EUtils: EUtils NCBI
In walterxie/ComMA: Community Matrix Analysis

Description Usage Arguments Details Examples

Utils to process data downloaded from NCBI.

parseTaxaSet(xml)

parseTSeqSet(xml, save.seq = T)

batchDownload(uid.vec, db = NULL, rettype = NULL, retmode = NULL,
  out.file = "res.txt", sleep = 10, ...)

seqSet2Fasta(seqset.uid, by = 5, folder = ".", file.prefix = "Refseq",
  file.extension = "fasta", seq.label = c("accver", ", ", "orgname",
  ", chloroplast"), sleep = 30)

`xml`	The XML result of `efetch`.
`save.seq`	If TRUE as default, save sequences into data.frame returned by `parseTSeqSet`.
`uid.vec`	The vector of `uid` for `efetch` to NCBI data. The `uid` will either look like NC_016668.1 ("accver") or KM462867 ("INSDC").
`db, rettype, retmode, ...`	The arguments of `efetch`. See https://www.ncbi.nlm.nih.gov/books/NBK25499/table/chapter4.T._valid_values_of__retmode_and/?report=objectonly for all supported databases and their available values.
`out.file`	The file to write all results directly without parsing. Note: if `length(uid) > 500`, `outfile` of `efetch` is required.
`sleep`	Please be nice to give enough time to break. Default 10 seconds.
`seqset.uid`	The vector of `uid` for `efetch` to download sequence, where db = "nuccore", rettype = "fasta". The `uid` will either look like NC_016668.1 ("accver") or KM462867 ("INSDC").
`by`	Split `seqset.uid` into subgroups by the given number, defaul to 20.
`folder, file.prefix, file.extension`	Determine the file name.
`seq.label`	The vector of string to determine how to label the sequence. If the element is one of the column name data.frame from `parseTSeqSet`, then the label of that position will be the value of that column. The available columns are "seqtype", "gi", "accver", "taxid", "orgname", "defline", "length".

parseTaxaSet parses the taxonomy XML (DOCTYPE is TaxaSet) as the result of efetch from taxonomy database into a data.frame, which inlcudes "TaxId", "ScientificName", "Rank", "Lineage", "Division", and the format of taxa.table from "kingdom" to "genus".

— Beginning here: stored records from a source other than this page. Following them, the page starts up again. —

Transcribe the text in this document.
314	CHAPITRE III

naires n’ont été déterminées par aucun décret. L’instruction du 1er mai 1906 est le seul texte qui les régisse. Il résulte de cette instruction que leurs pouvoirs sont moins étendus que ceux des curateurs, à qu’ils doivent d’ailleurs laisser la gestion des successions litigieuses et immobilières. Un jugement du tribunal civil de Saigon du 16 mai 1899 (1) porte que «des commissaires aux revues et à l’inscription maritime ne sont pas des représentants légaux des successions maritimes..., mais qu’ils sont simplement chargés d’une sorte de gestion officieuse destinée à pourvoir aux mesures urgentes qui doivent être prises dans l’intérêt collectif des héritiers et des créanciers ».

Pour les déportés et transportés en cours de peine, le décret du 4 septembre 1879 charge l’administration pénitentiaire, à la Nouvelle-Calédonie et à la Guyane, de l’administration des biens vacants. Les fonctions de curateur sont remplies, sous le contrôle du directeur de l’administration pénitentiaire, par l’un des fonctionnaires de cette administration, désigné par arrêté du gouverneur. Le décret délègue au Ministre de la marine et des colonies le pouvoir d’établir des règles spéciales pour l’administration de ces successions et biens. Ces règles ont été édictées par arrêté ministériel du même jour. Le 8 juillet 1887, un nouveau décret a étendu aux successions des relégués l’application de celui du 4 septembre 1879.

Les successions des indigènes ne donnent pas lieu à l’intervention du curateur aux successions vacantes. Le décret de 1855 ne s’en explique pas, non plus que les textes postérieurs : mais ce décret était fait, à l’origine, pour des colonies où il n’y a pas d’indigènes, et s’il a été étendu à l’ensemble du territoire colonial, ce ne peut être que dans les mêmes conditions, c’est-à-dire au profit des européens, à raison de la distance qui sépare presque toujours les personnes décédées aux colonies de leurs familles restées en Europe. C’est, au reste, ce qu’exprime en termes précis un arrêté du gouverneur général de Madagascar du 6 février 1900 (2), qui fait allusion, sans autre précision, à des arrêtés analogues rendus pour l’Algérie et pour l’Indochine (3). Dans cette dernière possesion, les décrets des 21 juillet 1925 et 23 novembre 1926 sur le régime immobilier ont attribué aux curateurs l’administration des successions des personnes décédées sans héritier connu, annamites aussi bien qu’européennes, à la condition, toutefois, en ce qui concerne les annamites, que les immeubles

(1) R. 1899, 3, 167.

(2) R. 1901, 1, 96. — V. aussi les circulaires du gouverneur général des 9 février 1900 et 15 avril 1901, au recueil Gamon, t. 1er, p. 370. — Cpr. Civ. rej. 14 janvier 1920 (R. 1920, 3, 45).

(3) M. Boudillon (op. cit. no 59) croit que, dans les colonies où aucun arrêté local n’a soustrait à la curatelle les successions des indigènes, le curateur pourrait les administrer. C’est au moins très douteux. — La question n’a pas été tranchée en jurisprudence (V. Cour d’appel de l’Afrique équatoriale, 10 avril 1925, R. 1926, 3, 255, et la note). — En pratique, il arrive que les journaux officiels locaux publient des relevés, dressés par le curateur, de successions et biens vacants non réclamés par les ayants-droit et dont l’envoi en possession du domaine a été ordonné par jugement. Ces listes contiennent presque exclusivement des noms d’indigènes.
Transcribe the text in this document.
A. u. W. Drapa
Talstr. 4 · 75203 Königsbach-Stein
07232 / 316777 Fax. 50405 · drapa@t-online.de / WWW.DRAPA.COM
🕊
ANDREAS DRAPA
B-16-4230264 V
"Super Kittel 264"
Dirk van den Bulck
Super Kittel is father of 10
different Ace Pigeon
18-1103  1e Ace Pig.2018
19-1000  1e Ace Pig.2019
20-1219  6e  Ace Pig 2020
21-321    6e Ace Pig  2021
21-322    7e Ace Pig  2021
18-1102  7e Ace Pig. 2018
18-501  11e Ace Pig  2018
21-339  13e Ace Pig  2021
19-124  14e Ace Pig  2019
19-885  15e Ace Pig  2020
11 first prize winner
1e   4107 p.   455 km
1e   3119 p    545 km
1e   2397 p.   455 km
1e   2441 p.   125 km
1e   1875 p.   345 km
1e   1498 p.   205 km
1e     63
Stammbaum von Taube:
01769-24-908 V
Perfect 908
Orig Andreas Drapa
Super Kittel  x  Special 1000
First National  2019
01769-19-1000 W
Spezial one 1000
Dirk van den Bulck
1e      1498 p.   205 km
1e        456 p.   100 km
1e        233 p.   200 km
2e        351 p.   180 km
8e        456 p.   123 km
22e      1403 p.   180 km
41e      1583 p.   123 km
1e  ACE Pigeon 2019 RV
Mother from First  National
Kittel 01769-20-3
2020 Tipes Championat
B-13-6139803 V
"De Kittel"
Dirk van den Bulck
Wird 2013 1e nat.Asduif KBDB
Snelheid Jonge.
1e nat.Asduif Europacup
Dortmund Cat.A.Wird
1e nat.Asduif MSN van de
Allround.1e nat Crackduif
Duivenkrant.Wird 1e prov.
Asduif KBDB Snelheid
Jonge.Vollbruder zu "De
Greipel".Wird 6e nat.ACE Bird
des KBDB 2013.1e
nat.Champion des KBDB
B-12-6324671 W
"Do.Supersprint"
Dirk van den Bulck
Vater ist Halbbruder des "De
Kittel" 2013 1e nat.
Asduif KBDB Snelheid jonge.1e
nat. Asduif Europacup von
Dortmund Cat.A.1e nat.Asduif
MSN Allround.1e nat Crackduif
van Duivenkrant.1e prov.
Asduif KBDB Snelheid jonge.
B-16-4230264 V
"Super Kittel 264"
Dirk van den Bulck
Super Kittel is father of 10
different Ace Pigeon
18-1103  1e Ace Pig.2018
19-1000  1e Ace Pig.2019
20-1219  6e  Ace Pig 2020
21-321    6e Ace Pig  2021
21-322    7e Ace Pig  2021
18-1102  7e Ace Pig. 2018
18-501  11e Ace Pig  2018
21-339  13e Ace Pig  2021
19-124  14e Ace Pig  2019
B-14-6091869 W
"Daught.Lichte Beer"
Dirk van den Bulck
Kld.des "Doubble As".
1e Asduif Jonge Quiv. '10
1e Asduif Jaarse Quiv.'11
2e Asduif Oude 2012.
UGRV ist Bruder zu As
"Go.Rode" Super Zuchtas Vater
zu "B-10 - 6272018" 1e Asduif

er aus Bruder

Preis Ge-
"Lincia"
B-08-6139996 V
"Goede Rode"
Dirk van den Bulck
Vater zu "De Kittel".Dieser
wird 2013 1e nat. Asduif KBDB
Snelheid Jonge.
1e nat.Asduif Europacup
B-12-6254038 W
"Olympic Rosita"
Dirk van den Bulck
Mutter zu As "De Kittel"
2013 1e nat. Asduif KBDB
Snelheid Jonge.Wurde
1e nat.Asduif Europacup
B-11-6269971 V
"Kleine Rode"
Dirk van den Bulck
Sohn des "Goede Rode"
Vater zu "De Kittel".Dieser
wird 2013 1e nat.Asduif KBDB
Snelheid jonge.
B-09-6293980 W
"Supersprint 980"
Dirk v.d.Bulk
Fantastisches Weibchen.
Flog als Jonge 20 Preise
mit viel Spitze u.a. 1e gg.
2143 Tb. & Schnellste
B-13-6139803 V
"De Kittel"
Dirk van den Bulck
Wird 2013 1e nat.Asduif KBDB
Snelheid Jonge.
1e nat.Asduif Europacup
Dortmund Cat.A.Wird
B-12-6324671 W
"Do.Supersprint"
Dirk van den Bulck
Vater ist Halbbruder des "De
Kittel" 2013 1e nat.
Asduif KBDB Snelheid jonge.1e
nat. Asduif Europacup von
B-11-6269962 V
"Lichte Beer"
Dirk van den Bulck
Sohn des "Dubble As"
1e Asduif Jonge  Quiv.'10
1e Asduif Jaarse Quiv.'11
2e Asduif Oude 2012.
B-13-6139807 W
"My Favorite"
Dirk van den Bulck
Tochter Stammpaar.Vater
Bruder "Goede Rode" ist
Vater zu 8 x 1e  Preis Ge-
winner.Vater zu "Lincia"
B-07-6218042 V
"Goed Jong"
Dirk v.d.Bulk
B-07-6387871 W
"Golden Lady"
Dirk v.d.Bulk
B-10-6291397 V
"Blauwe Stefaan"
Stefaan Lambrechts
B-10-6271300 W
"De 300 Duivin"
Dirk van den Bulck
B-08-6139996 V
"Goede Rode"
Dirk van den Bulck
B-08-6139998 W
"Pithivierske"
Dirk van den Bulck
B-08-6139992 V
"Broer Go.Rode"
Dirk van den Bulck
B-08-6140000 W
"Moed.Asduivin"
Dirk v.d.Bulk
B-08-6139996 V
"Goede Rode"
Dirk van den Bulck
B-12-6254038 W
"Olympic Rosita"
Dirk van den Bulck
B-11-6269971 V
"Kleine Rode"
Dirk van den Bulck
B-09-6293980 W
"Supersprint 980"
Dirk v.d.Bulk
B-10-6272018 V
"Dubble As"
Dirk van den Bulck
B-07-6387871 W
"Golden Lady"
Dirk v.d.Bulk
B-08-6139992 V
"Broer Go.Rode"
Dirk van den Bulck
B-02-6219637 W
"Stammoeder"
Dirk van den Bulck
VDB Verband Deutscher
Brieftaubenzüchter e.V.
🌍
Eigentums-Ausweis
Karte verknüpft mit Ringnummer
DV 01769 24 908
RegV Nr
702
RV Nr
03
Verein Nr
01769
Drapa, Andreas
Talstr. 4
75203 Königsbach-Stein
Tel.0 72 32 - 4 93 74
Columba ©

<TaxaSet> <Taxon> <TaxId>123685</TaxId> <ScientificName>Oryzias minutillus</ScientificName> <ParentTaxId>8089</ParentTaxId> <Rank>species</Rank> <Division>Vertebrates</Division> <Lineage>cellular organisms; Eukaryota; Opisthokonta; Metazoa; ...</Lineage> <LineageEx> <Taxon> <TaxId>131567</TaxId> <ScientificName>cellular organisms</ScientificName> <Rank>no rank</Rank> </Taxon> ... </LineageEx> </Taxon> ... </TaxaSet>

parseTSeqSet parses the TinySeq XML (DOCTYPE is TSeqSet) as the result of efetch from nuccore database into a data.frame, which inlcudes "TaxId", "ScientificName", "ACCESSION", "Lineage", "sequence".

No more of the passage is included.